# turnouts...



## ClarkW (Mar 14, 2017)

I put a turnout in my layout immediately following a semicircle of curved track. Now I notice derailments at that location and i'm curious if the wheels might still be "leaning" to the outside. Is there a commonsense rule not to connect turnouts to curved track?

This is N guage Kato Unitrack and the recurring proble is at a double track crossover.
I was also thinking to add some weight to some of the cars. Any thoughts gratefully considered....


----------



## Mark VerMurlen (Aug 15, 2015)

I think it’s fairly common to have a turnout immediately after a curve. I’ve got a few on my layout.

What’s the brand and “size” (#4, #6, etc.) of your turnout?

Mark


----------



## 1905dave (Sep 18, 2016)

ClarkW said:


> I put a turnout in my layout immediately following a semicircle of curved track. Now I notice derailments at that location and i'm curious if the wheels might still be "leaning" to the outside. Is there a commonsense rule not to connect turnouts to curved track?


Is the turnout in the same direction as the curve or opposite of the curve? 

If its the same direction, I would check to make sure that there isn't a kink in the track between the curve and the switch.

If its in the opposite direction, then you may have introduced an "S" curve in the track, which can cause derailments. In that case adding a car length of track between the switch and curve might help.

Or it may be that the switch just isn't fitting up right, in which case it could cause derailments wherever it was.


----------



## mesenteria (Oct 29, 2015)

You can have a turnout immediately at the end of a curve, but the curve should be broad, generally, say in the 24" and above range. And that turnout must be flat and level, or at least supported consistently evenly across its rails and along its routes. If it can sag, or hump, in the middle, even by 1/16th of an inch, you could get derailments. A low rail on the outside of a curve can set up a derailment.

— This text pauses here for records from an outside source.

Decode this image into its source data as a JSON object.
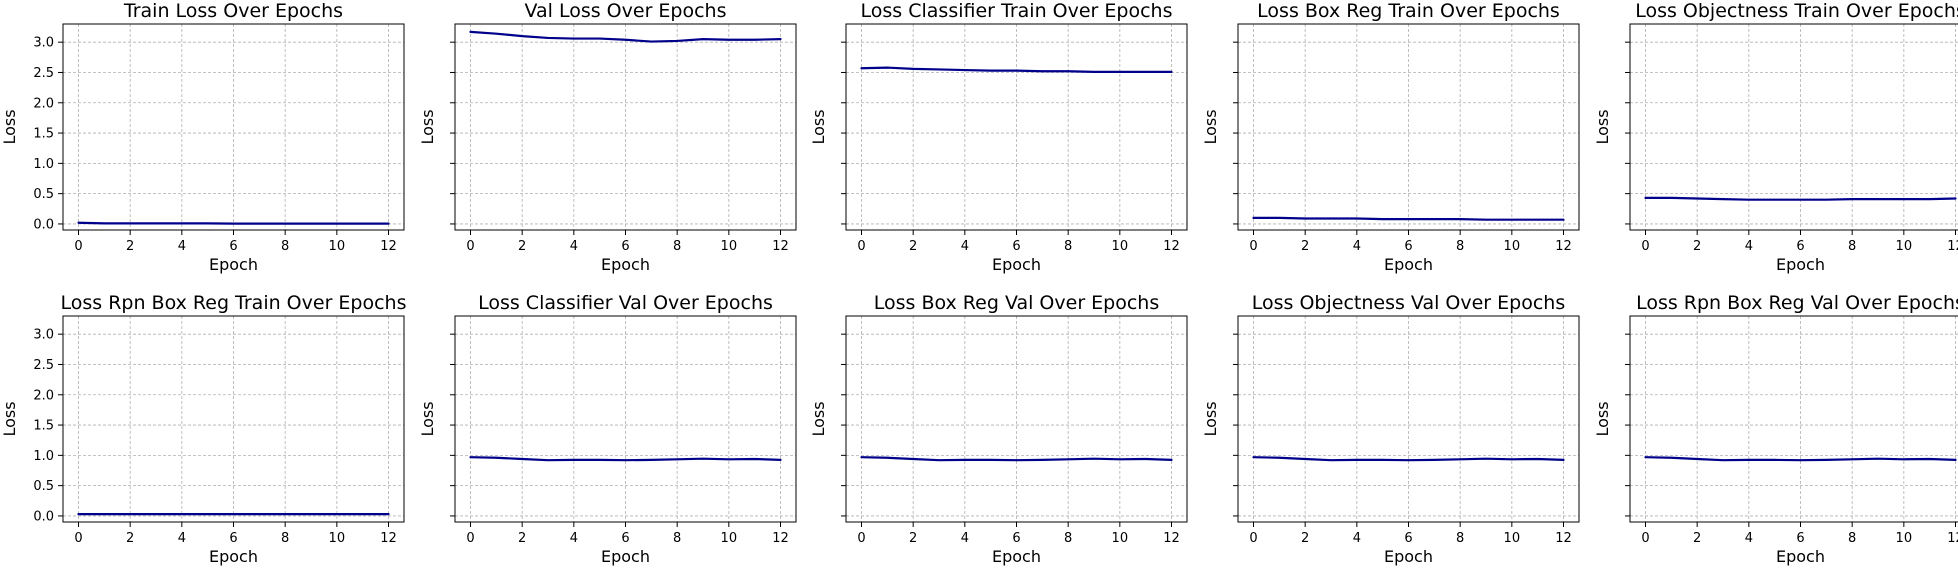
{
  "figure": {
    "x_ticks": [
      "0",
      "2",
      "4",
      "6",
      "8",
      "10",
      "12"
    ],
    "y_ticks": [
      "0.0",
      "0.5",
      "1.0",
      "1.5",
      "2.0",
      "2.5",
      "3.0"
    ],
    "shared_ylim": [
      -0.1,
      3.3
    ],
    "line_color": "#00008b",
    "grid": true
  },
  "chart_data": [
    {
      "type": "line",
      "title": "Train Loss Over Epochs",
      "xlabel": "Epoch",
      "ylabel": "Loss",
      "x": [
        0,
        1,
        2,
        3,
        4,
        5,
        6,
        7,
        8,
        9,
        10,
        11,
        12
      ],
      "series": [
        {
          "values": [
            0.02,
            0.01,
            0.01,
            0.01,
            0.01,
            0.01,
            0.005,
            0.005,
            0.005,
            0.005,
            0.005,
            0.005,
            0.005
          ]
        }
      ],
      "xlim": [
        -0.6,
        12.6
      ],
      "ylim": [
        -0.1,
        3.3
      ]
    },
    {
      "type": "line",
      "title": "Val Loss Over Epochs",
      "xlabel": "Epoch",
      "ylabel": "Loss",
      "x": [
        0,
        1,
        2,
        3,
        4,
        5,
        6,
        7,
        8,
        9,
        10,
        11,
        12
      ],
      "series": [
        {
          "values": [
            3.17,
            3.14,
            3.1,
            3.07,
            3.06,
            3.06,
            3.04,
            3.01,
            3.02,
            3.05,
            3.04,
            3.04,
            3.05
          ]
        }
      ],
      "xlim": [
        -0.6,
        12.6
      ],
      "ylim": [
        -0.1,
        3.3
      ]
    },
    {
      "type": "line",
      "title": "Loss Classifier Train Over Epochs",
      "xlabel": "Epoch",
      "ylabel": "Loss",
      "x": [
        0,
        1,
        2,
        3,
        4,
        5,
        6,
        7,
        8,
        9,
        10,
        11,
        12
      ],
      "series": [
        {
          "values": [
            2.57,
            2.58,
            2.56,
            2.55,
            2.54,
            2.53,
            2.53,
            2.52,
            2.52,
            2.51,
            2.51,
            2.51,
            2.51
          ]
        }
      ],
      "xlim": [
        -0.6,
        12.6
      ],
      "ylim": [
        -0.1,
        3.3
      ]
    },
    {
      "type": "line",
      "title": "Loss Box Reg Train Over Epochs",
      "xlabel": "Epoch",
      "ylabel": "Loss",
      "x": [
        0,
        1,
        2,
        3,
        4,
        5,
        6,
        7,
        8,
        9,
        10,
        11,
        12
      ],
      "series": [
        {
          "values": [
            0.1,
            0.1,
            0.09,
            0.09,
            0.09,
            0.08,
            0.08,
            0.08,
            0.08,
            0.07,
            0.07,
            0.07,
            0.07
          ]
        }
      ],
      "xlim": [
        -0.6,
        12.6
      ],
      "ylim": [
        -0.1,
        3.3
      ]
    },
    {
      "type": "line",
      "title": "Loss Objectness Train Over Epochs",
      "xlabel": "Epoch",
      "ylabel": "Loss",
      "x": [
        0,
        1,
        2,
        3,
        4,
        5,
        6,
        7,
        8,
        9,
        10,
        11,
        12
      ],
      "series": [
        {
          "values": [
            0.43,
            0.43,
            0.42,
            0.41,
            0.4,
            0.4,
            0.4,
            0.4,
            0.41,
            0.41,
            0.41,
            0.41,
            0.42
          ]
        }
      ],
      "xlim": [
        -0.6,
        12.6
      ],
      "ylim": [
        -0.1,
        3.3
      ]
    },
    {
      "type": "line",
      "title": "Loss Rpn Box Reg Train Over Epochs",
      "xlabel": "Epoch",
      "ylabel": "Loss",
      "x": [
        0,
        1,
        2,
        3,
        4,
        5,
        6,
        7,
        8,
        9,
        10,
        11,
        12
      ],
      "series": [
        {
          "values": [
            0.03,
            0.03,
            0.03,
            0.03,
            0.03,
            0.03,
            0.03,
            0.03,
            0.03,
            0.03,
            0.03,
            0.03,
            0.03
          ]
        }
      ],
      "xlim": [
        -0.6,
        12.6
      ],
      "ylim": [
        -0.1,
        3.3
      ]
    },
    {
      "type": "line",
      "title": "Loss Classifier Val Over Epochs",
      "xlabel": "Epoch",
      "ylabel": "Loss",
      "x": [
        0,
        1,
        2,
        3,
        4,
        5,
        6,
        7,
        8,
        9,
        10,
        11,
        12
      ],
      "series": [
        {
          "values": [
            0.97,
            0.96,
            0.94,
            0.92,
            0.925,
            0.925,
            0.92,
            0.925,
            0.935,
            0.945,
            0.935,
            0.94,
            0.925
          ]
        }
      ],
      "xlim": [
        -0.6,
        12.6
      ],
      "ylim": [
        -0.1,
        3.3
      ]
    },
    {
      "type": "line",
      "title": "Loss Box Reg Val Over Epochs",
      "xlabel": "Epoch",
      "ylabel": "Loss",
      "x": [
        0,
        1,
        2,
        3,
        4,
        5,
        6,
        7,
        8,
        9,
        10,
        11,
        12
      ],
      "series": [
        {
          "values": [
            0.97,
            0.96,
            0.94,
            0.92,
            0.925,
            0.925,
            0.92,
            0.925,
            0.935,
            0.945,
            0.935,
            0.94,
            0.925
          ]
        }
      ],
      "xlim": [
        -0.6,
        12.6
      ],
      "ylim": [
        -0.1,
        3.3
      ]
    },
    {
      "type": "line",
      "title": "Loss Objectness Val Over Epochs",
      "xlabel": "Epoch",
      "ylabel": "Loss",
      "x": [
        0,
        1,
        2,
        3,
        4,
        5,
        6,
        7,
        8,
        9,
        10,
        11,
        12
      ],
      "series": [
        {
          "values": [
            0.97,
            0.96,
            0.94,
            0.92,
            0.925,
            0.925,
            0.92,
            0.925,
            0.935,
            0.945,
            0.935,
            0.94,
            0.925
          ]
        }
      ],
      "xlim": [
        -0.6,
        12.6
      ],
      "ylim": [
        -0.1,
        3.3
      ]
    },
    {
      "type": "line",
      "title": "Loss Rpn Box Reg Val Over Epochs",
      "xlabel": "Epoch",
      "ylabel": "Loss",
      "x": [
        0,
        1,
        2,
        3,
        4,
        5,
        6,
        7,
        8,
        9,
        10,
        11,
        12
      ],
      "series": [
        {
          "values": [
            0.97,
            0.96,
            0.94,
            0.92,
            0.925,
            0.925,
            0.92,
            0.925,
            0.935,
            0.945,
            0.935,
            0.94,
            0.925
          ]
        }
      ],
      "xlim": [
        -0.6,
        12.6
      ],
      "ylim": [
        -0.1,
        3.3
      ]
    }
  ]
}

But there are problems inherent with turnouts all by themselves, such as high frogs, narrow flange paths, or flange paths that are too wide, or points that don't lie flush and very sharp against their stock rails. There could be a gauge change halfway along the points rails...happens all the time.


----------



## DonR (Oct 18, 2012)

What derails: Loco, or specific cars?

I am assuming that the train runs smoothly
without derails over the rest of the track.

Usually, when there is a derail at a turnout there
is a vertical problem with the rails. The turnout
may 'lean' one way or the other.

Get down and close to the turnout with a bright light.
Run the train as slow as it will go. Watch the
wheels. When you see one START to lift, STOP.
There is a problem at that point.

Don


----------